Aus der Geschichte

Seit frühen Zeiten bildete das Presbyterium der Domkirche den engeren Mitarbeiterstab des Bischofs, gleichsam seinen Senat. Mit diesem feierte er die Liturgie und beriet wichtige Angelegenheiten in der Leitung der Diözese.
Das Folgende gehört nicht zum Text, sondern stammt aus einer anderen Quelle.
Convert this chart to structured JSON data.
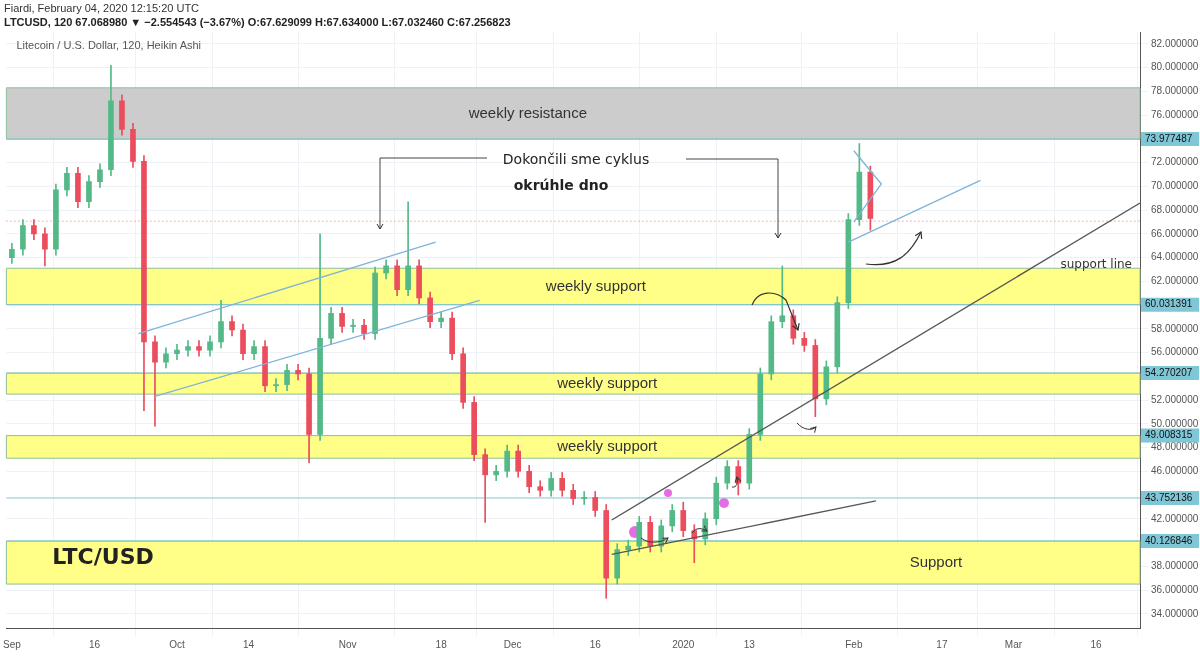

Die Wurzeln des Paderborner Domkapitels reichen in die Anfänge des Bistums zurück. Die zunächst aus Fulda kommenden Missionare dürften bereits im Jahre 777, als Karl der Große an den Paderquellen eine Missionssynode abhielt, an der damals bestehenden, dem Erlöser (Salvator) geweihten Kirche – dem Vorläufer des heutigen Domes – eine Klerikergemeinschaft gebildet haben. Nachdem im Jahre 780 dem Bischof von Würzburg die Mission anvertraut worden war, dürften die Missionare vorwiegend in seinem Sprengel ihre Wurzeln gehabt haben oder an seiner Domschule ausgebildet worden sein. Beim Zusammentreffen des aus Rom vertriebenen Papstes Leo III. mit dem Frankenkönig Karl im Jahre 799 in Paderborn sprechen die Quellen von „Chören von Priestern“, die den Papst beim Einzug in die Kirche „von wundersamer Größe“ begrüßten. Bei diesem Treffen dotierten Papst und König auch das Domkloster. In diesem lebten die Kleriker wie in einer Mönchsgemeinschaft zusammen (vita communis); Bischof Badurad führte die 816 auf der Synode zu Aachen beschlossene Kanonikerregel ein. Zu den Aufgaben des Domkapitels gehörte von Beginn an die Feier der hl. Messe (Kapitelsamt) sowie des Stundengebetes im Dom, zudem die Seelsorge in der Domfreiheit. Im Jahre 885 erhielt das Domkapitel vom König das Recht der freien Wahl des Bischofs aus eigenen Reihen.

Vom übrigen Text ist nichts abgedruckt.